With its zoning approvals for religious assembly usage at the new location having been granted over the summer, Realife Church will begin holding weekly services there as soon as its team of church members and volunteers can finish fixing up the building.
But in historically Polish-Catholic Bridesburg, not a lot of neighbors know much about the new church next door. The first question asked by a lot of locals who Star talked to about Realife Church was, “What denomination is it?”
“If you don’t connect with a Catholic church in Bridesburg, there’s not really a lot of options,” observed Brian Weber, a pastor from Grace Point church in Bucks County, who has known Burns for years.
But with the upcoming opening of the new building, Realife Church may become more prominent in the local community. They will be changing their name to Soma Philadelphia, according to Burns, as part of the nationwide Soma family of churches.
“I’m very excited about the fact that the church will be in the community with a visible building and a visible place,” said church member and Bridesburg resident Kileeo Wideman. “As a church, we are still figuring out what it means to be us, and to be a new young church in this very old neighborhood that has such rich history and heritage.”
Burns, a resident of Bridesburg and father of four, said that while the neighborhood has a reputation of being populated by mostly older folks, there are many young families there too – and more are coming.
As far as his ministry, his message is: keep it simple.
“We just keep it basic — trying to help people, and serving the community,” Burns said of the church’s mission. “We look at the life of Jesus, and that’s what he spent a lot of his time doing.”

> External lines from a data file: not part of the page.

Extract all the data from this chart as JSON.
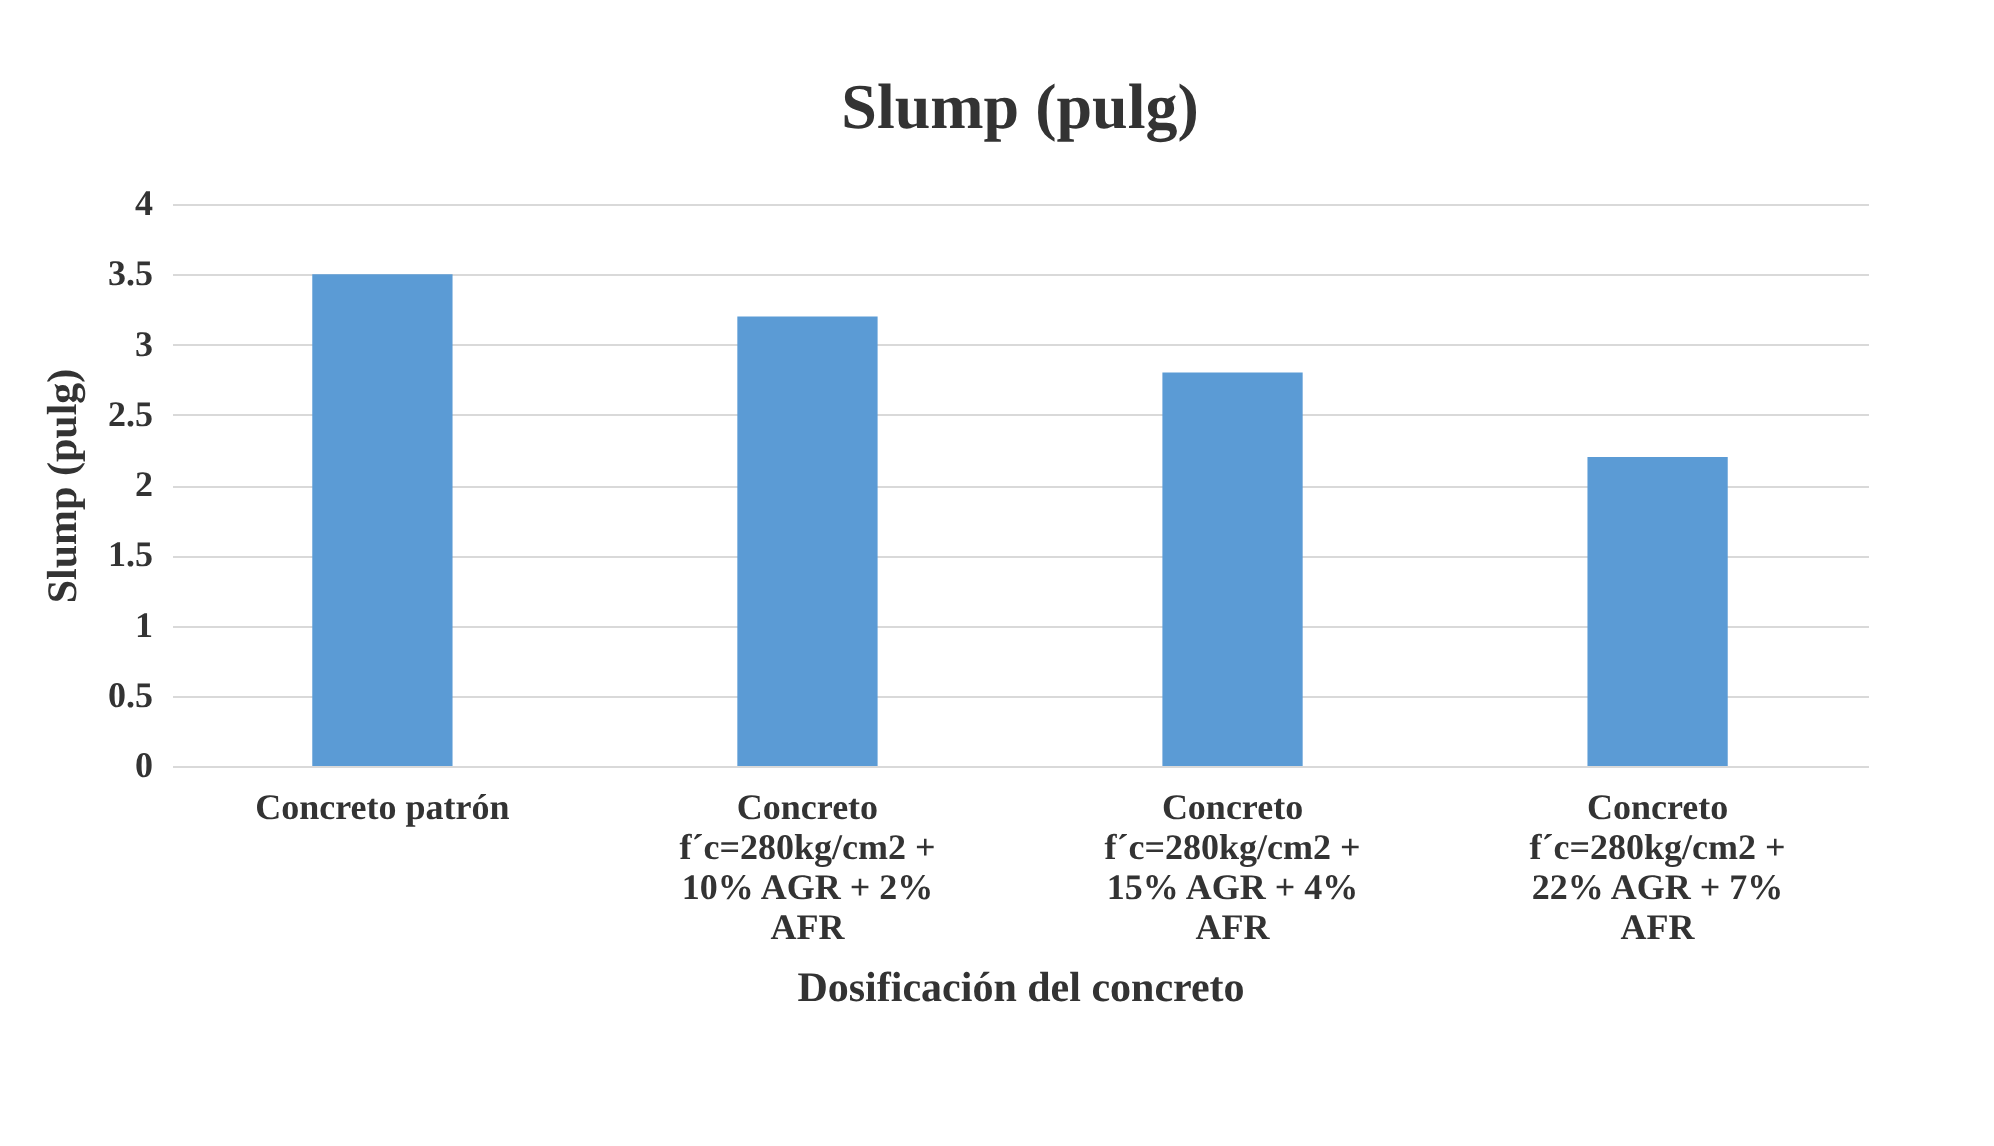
{
  "chart_data": {
    "type": "bar",
    "title": "Slump (pulg)",
    "xlabel": "Dosificación del concreto",
    "ylabel": "Slump (pulg)",
    "categories": [
      "Concreto patrón",
      "Concreto f´c=280kg/cm2 + 10% AGR + 2% AFR",
      "Concreto f´c=280kg/cm2 + 15% AGR + 4% AFR",
      "Concreto f´c=280kg/cm2 + 22% AGR + 7% AFR"
    ],
    "values": [
      3.5,
      3.2,
      2.8,
      2.2
    ],
    "color": "#5b9bd5",
    "ylim": [
      0,
      4
    ],
    "yticks": [
      0,
      0.5,
      1,
      1.5,
      2,
      2.5,
      3,
      3.5,
      4
    ],
    "grid": "y"
  }
}
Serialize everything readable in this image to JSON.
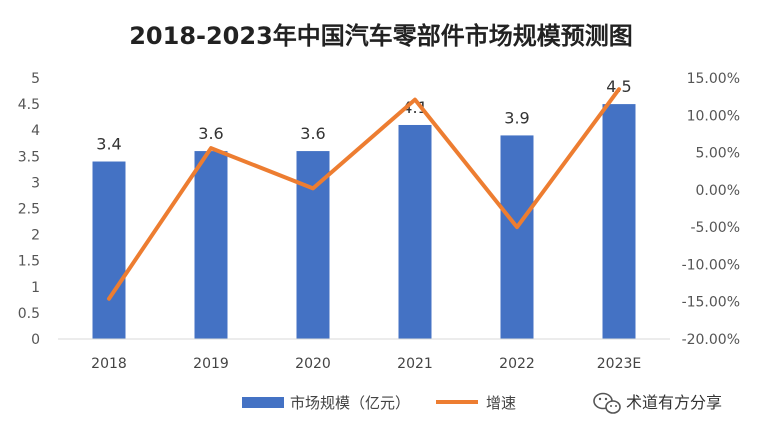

Burns got started in Philadelphia by running a window company in North Philadelphia. Burns opened up the Realife Café in Bridesburg as a fully operational coffee shop, but also as a place for kids and teens, away from home or school, to just hang out, instead of being on the street.
“That’s how it all got started, just kids having cookies and cocoa,” Wideman recalled.
Realife Café was open for three years. Then it was turned into a thrift shop for two years.
Slowly, Burns, who has a degree from Philadelphia Biblical University — now known as Cairn University — realized, while connecting with the Bridesburg community through the café and thrift shop, that spreading a Christian message was the work he most wanted to do.
“What we believe helps people is faith. We were doing community service work. We decided, why not be a church?” Burns said.
As a community hub, Realife is the meeting place of the Bridesburg Civic Association; it’s also a meeting point for the summer service trips in the city that Weber organizes. However, it is not a large enough space for the current size of the congregation – about 100 families — and the church holds its weekly services at Richmond Hall, in Port Richmond. That’s why the new building became necessary.
Burns said he hopes the larger meeting space will allow the church to provide more community service projects to the community, as that is a large part of the church’s mission.
In recent years, Realife has worked with Weber to host Grace Point’s weeklong “kids’ camp” of service activities, which took place this year in July. As part of one project, the Grace Point kids cleaned, cleared and re-landscaped the entire backyard of a West Kensington homeowner.
Other service projects Realife Church has led include repainting the wrought-iron fence behind the Bridesburg Recreation Center, which is still a work in progress. Also this summer, they hosted their first-ever basketball tournament at the recreation center.
“They’ve had 40 or more kids here sometimes,” said Jackie DeSanctis, a volunteer at the Bridesburg Rec. “If they know we need something done, he says ‘Just give me a call,” she said of Burns.
Realife also sponsored Christmas gifts for kids attending Bridesburg Elementary School in recent years, and has done service projects service at the Bridesburg Boys and Girls Club.
“They have helped with some of our clean-up days and they’ve done odds and ends tasks over the years,” said Mare Toner, director of the Boys and Girls Club.
As Burns put it, “We just will go to any organization and ask, ‘What do you need? What can we do?’”
With that kind of volunteer service record, despite their unusual café location, Realife – or as it will soon be known, Soma Philadelphia – might have a very bright future in Bridesburg.
“Our church exists so that every man, woman and child will have an opportunity to hear and respond to the gospel,” Burns said. “It’s whatever we can do to help.”